Let me prove it to you.

Look at the tape of the 9th inning of Game 4 of the ALCS. We’re down 4-3. We’re three outs away from getting swept at Fenway. And guess what? We’re up against Mariano Rivera, the single greatest closer of all time. The guy with the nastiest single pitch I have ever seen. Almost unhittable. And what’s going on? The whole freaking stadium is standing up and cheering. Anywhere else, it would’ve been a damn funeral. Kevin Millar is leading off and he’s in the dugout like, Hey, I’ll see you guys on first base. We’re winning this thing.

Millar goes up to the plate and stands up to Rivera. He takes five pitches and gets a walk. Believe me, man, the amount of patience it takes not to chase Rivera’s cutter when you’re losing is incredible. You’re desperate to make something happen. The pitch comes in and it’s right over the plate, then you swing, and what happens? It’s in the dirt.

Before Millar even got the walk — after the third ball — our pinch-runner Dave Roberts was already standing up in the dugout with this look in his eyes. He’s like, Yep. Let’s go. I’ll see you guys at second base.

Roberts comes in to pinch run for Millar and the whole world knows he’s about to steal. Rivera knows it. Jorge Posada comes to the mound to talk to Rivera like, Yo, this guy is about to steal. It doesn’t matter. Rivera throws to first. Throws to first. Throws to first. When he finally pitches the ball, Bang! Roberts is gone.

The second he slid in there, it popped off. Fenway was going crazy. But what a lot of people don’t remember is that Bill Mueller actually had to get a hit off Rivera in order to score Roberts. You know how many times Rivera jammed me up in that situation? Mueller swung on a 1-1 count, put it right up the gap and Roberts scored the tying run. That was a big, big hit.

After we tied it, I didn’t just think we were going to win the game, I thought we had the series. I really did.

So in my mind, when I get up to the plate in the bottom of the 12th, that’s it. Game. That’s my mentality. I’m up against Paul Quantrill. When I faced him before, all he threw me was the sinker. And it’s a good sinker. He struck me out with it a few times. So the count goes to 2-1, and now I know what’s coming. When a pitcher gets behind in the count and needs to throw a strike, they go to their main pitch. I know the sinker is coming, and it’s coming over the plate.

He winds up, and I see the sinker. It’s a good pitch. He gets it in on me.
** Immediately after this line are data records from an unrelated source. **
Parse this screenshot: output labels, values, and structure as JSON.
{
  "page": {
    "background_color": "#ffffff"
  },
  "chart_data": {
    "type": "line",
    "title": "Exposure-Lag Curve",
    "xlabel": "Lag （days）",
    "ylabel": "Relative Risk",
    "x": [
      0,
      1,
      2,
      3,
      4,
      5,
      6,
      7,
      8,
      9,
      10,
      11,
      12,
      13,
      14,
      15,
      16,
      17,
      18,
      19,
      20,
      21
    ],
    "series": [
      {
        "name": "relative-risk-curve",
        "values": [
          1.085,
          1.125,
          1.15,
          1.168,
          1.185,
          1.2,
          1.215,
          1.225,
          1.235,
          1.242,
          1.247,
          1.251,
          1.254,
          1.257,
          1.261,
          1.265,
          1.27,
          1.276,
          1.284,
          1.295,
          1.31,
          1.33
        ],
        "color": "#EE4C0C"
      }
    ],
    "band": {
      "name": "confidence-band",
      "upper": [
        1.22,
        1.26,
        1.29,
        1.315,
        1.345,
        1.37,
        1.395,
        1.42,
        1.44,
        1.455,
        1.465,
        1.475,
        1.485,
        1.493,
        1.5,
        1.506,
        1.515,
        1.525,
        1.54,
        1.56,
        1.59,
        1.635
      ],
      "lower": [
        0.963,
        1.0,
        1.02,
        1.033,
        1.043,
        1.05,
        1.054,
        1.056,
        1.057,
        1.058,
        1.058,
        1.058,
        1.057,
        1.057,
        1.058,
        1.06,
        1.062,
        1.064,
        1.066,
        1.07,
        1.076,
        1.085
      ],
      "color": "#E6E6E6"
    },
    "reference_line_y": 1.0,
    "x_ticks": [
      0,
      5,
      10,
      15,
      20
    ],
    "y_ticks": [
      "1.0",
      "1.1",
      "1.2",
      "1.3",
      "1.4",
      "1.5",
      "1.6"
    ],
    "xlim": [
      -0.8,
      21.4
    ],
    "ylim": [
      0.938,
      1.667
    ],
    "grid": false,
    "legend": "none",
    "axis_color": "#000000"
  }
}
Not a lot of big guys can turn around a pitch like that, even if they know it’s coming. It jams them up. But I got good wood on it, and as soon as I hit it, I knew it was going out. And it went out fast. It was like a line drive that just kept going.

I’m rounding the bases and it’s like everything’s popping off. Missiles, rockets, fireworks, whatever. It was a party.

That hit got me a lot of Wheaties, man. That hit put me on the map. Two years after getting released by the Twins, I’m on a damn Wheaties box. Unbelievable.

Everything in baseball is momentum. When I jumped onto home plate, the series was only 3-1, but we felt like we had them. Even before we went out for Game 7, Millar was in the clubhouse just yelling like a crazy person. “We got this! This run doesn’t end. We got this, bro!” It was like he knew the script or something. That Red Sox team was one of the best I’ve ever been on. I can’t believe Hollywood hasn’t made a movie about that season, but maybe people would think it was too unbelievable. They could call the movie The Idiots. We were either too dumb or having too much fun to know we were losing.